Anguilla racing sloop

I  get some unusual design jobs. There was the submarine job. The 116-foot-long Fautasi (super canoe) for the Samoan village was interesting, as was my trip to Samoa. Over a year ago my phone rang one afternoon and the gentleman calling asked, in a deep sonorous voice, if I would be willing to design a Class A racing sloop to compete in the Anguilla races. I asked where Anguilla was then said I'd be happy to design the boat. I had no idea what an Anguilla Class A boat looked like and I had no idea of the class rules. But it sounded like an interesting project and I don't get asked to design many racing boats so I jumped at the chance. My new client, Mr. Carl Richardson, directed me to some website where I could find videos of the boats racing.

Anguilla is in the eastern part of the Caribbean in the Lesser Antilles in the Leeward Islands. It's only 39 square miles big but it is very beautiful and appears to be a wonderful place to vacation. The sailboat racing in their local classes is intense and very competitive. The Class A rules are loose. The boat cannot have an LOA greater than 28 feet. Ballast must be internal and the keel must be a "full keel" type. That's about as specific a set of rules as I ever got. The boats are crewed with between 14 and 22 men and there is a good chance some of the crew will be asked to swim ashore once the weather mark is rounded. Ballast is in the form of heavy iron bars that the crew carries from side to side with each tack.

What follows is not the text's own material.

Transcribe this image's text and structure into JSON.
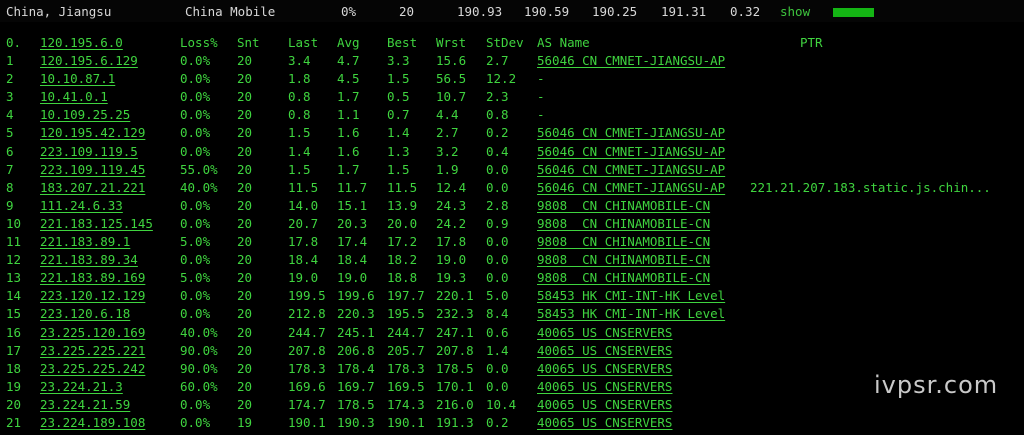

After watching the videos of the boats sailing it occurred to me that maybe the boats could be faster with less crew and less rig. As you can see by the sailplan the rig is very unusual and huge. I suggested this to Carl but he was adamant that we stay with the big rig and big crew. Obviously, while the written rules were few there was the spirit of the class that has to be adhered to. I designed the boat to displace 11,556 pounds with full crew and movable ballast for a D/L of 236. I was not sure how much of the "full keel" I could cut away and still stay within the spirit of the rule so I gave my client a few options and one was accepted. Unfortunately the local builder who built the boat under a shade tree took some liberties with my lines after I provided full-size Mylar patterns, but that's what happens when you are dealing with an old traditional model and an old traditional builder, Mr. David Hodge. Construction is white pine planking on plywood frames with West epoxy.

I begged my client to let me design a more modern rig for the boat but in the end tradition won the day. The boom I drew is 34 feet long. But I suspect the boom they built is 38 feet long. I'm just not sure. There was not a lot of communication during the build. As drawn the SA/D is 35.5. I have watched several videos of these boats racing and videos of Tsunami racing but I have yet to see a jibe. I imagine it is action-packed. There are no winches on the boats.

There are about a dozen of these Class A sloops racing. The start is a Le Mans type with the boats anchored close to the beach, making shoal draft a premium. My client would like me to come down for the next racing season. I am anxiously waiting for some race results.